Quelque chose frappe la plupart des lecteurs attentifs des chroniqueurs de la Couquista : c'est le fait de rencontrer aussi souvent le mot CRISTIANOS que ESPAÑOLES pour désigner des sujets métropolitains, en opposition aux Indiens non encore convertis. Mais dès qu'un Indien devenait par le baptême un CRISTIANO, il devenait ipso facto un compatriote pour les religieux espagnols, il appartenait désormais à la race religieuse de leur Eglise, qui était leur Patrie. Le mot "Espagnol" n'est d'ailleurs pas étymologiquement un vocable espagnol mais un mot étranger, un mot provençal, qui désignait à son origine dans la littérature de la Provence un habitant de la Péninsule Ibérique. En Espagne même, sous l'influence des Arabes, on ne s'appelait plus "Romano" ou "Godo" (Wisigoth), comme c'était le cas avant le VIIIme siècle. Depuis l'arrivée des Arabes en 711 on était devenu une "race" de CRISTIANOS, en opposition aux "races" des Musulmans et des Juifs. Ce ne fut qu'à partir des XIIIme - XIVme siècles, et au fur et à mesure de l'expulsion de leur pays des Espagnols musulmans, que commença à faire son apparition le mot "Espagnol"(4). 

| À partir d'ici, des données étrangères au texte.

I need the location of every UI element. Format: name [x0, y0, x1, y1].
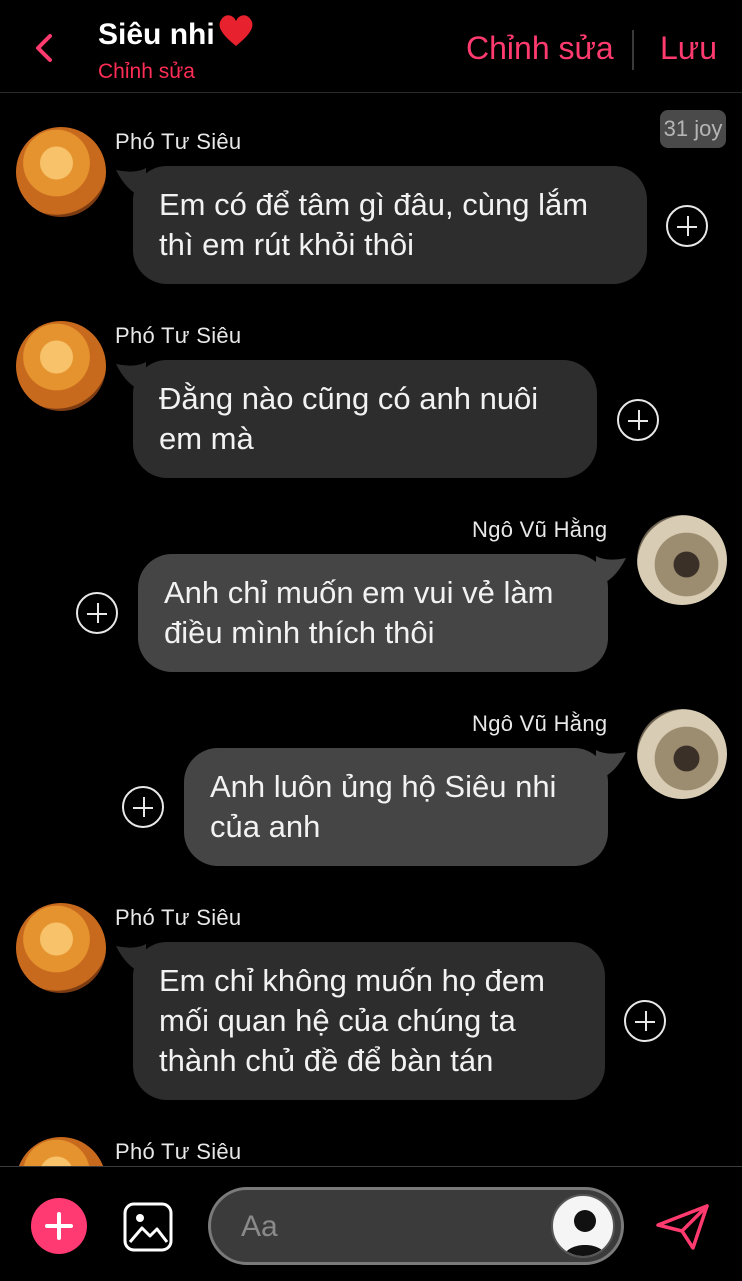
avatar[interactable]: [637, 709, 727, 799]
add-button[interactable]: [31, 1198, 87, 1254]
chat-subtitle: Chỉnh sửa: [98, 60, 195, 83]
sender-name: Phó Tư Siêu: [115, 1139, 242, 1164]
image-icon[interactable]: [123, 1202, 173, 1252]
sender-name: Ngô Vũ Hằng: [472, 711, 608, 736]
user-avatar-icon[interactable]: [551, 1194, 615, 1258]
save-button[interactable]: Lưu: [660, 30, 717, 67]
chat-title-text: Siêu nhi: [98, 18, 215, 51]
chat-title: Siêu nhi: [98, 12, 255, 52]
avatar[interactable]: [16, 321, 106, 411]
add-reaction-button[interactable]: [76, 592, 118, 634]
add-reaction-button[interactable]: [666, 205, 708, 247]
composer-bar: Aa: [0, 1166, 742, 1281]
message-input[interactable]: Aa: [208, 1187, 624, 1265]
header-divider: [632, 30, 634, 70]
message-input-placeholder: Aa: [241, 1210, 278, 1243]
send-icon[interactable]: [655, 1203, 710, 1251]
edit-button[interactable]: Chỉnh sửa: [466, 30, 614, 67]
sender-name: Ngô Vũ Hằng: [472, 517, 608, 542]
add-reaction-button[interactable]: [624, 1000, 666, 1042]
message-bubble[interactable]: Anh chỉ muốn em vui vẻ làm điều mình thí…: [138, 554, 608, 672]
message-bubble[interactable]: Em có để tâm gì đâu, cùng lắm thì em rút…: [133, 166, 647, 284]
message-bubble[interactable]: Đằng nào cũng có anh nuôi em mà: [133, 360, 597, 478]
message-bubble[interactable]: Anh luôn ủng hộ Siêu nhi của anh: [184, 748, 608, 866]
sender-name: Phó Tư Siêu: [115, 323, 242, 348]
avatar[interactable]: [637, 515, 727, 605]
status-badge: 31 joy: [660, 110, 726, 148]
back-chevron-icon[interactable]: [30, 28, 60, 68]
avatar[interactable]: [16, 903, 106, 993]
add-reaction-button[interactable]: [617, 399, 659, 441]
heart-icon: [219, 15, 253, 46]
sender-name: Phó Tư Siêu: [115, 129, 242, 154]
chat-header: Siêu nhi Chỉnh sửa Chỉnh sửa Lưu: [0, 0, 742, 93]
message-bubble[interactable]: Em chỉ không muốn họ đem mối quan hệ của…: [133, 942, 605, 1100]
sender-name: Phó Tư Siêu: [115, 905, 242, 930]
add-reaction-button[interactable]: [122, 786, 164, 828]
avatar[interactable]: [16, 127, 106, 217]
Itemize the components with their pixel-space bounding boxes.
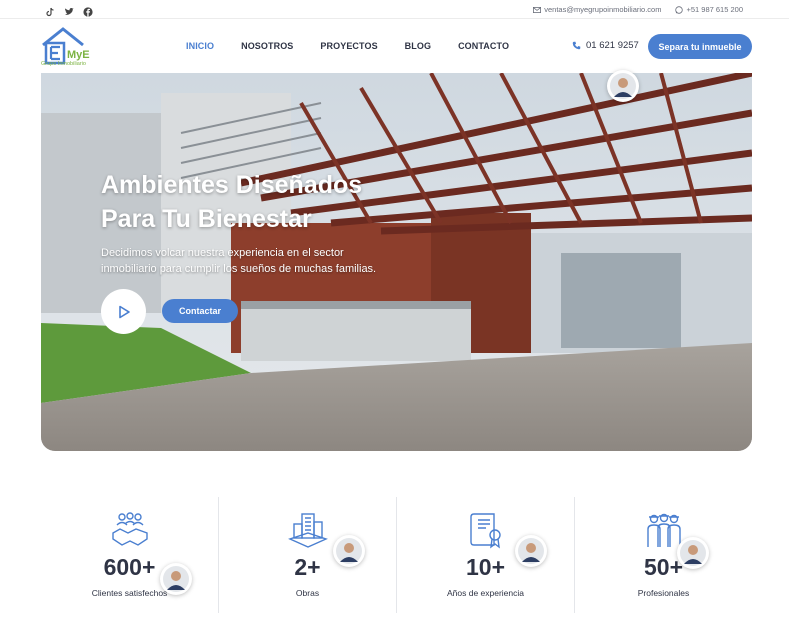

Le principe de race religieuse ne créa pas de guerre mais au contraire, engendra dans le monde arabe une civilisation de pluralisme religieux qui permettait la coexistence, dans le même royaume, de diverses communautés religieuses appelées nations. L'historien espagnol Americo Castro appèle cela "modèle prestigieux de tolérance islamique", alors que certains osent parler de "fanatisme islamique" pour cette époque. A cette tolérance succéda la "Reconquista", l'Intolérance occidentale, contre tous ceux qui ne voulaient pas renier leur religion pour embrasser celle des rois catholiques. Ce fut incontestablement cette tradition proche-orientale de nation par la voie vers Dieu qui inspira les apôtres des Indiens, et en fit leur BOUCLIER contre nos barbares Européens.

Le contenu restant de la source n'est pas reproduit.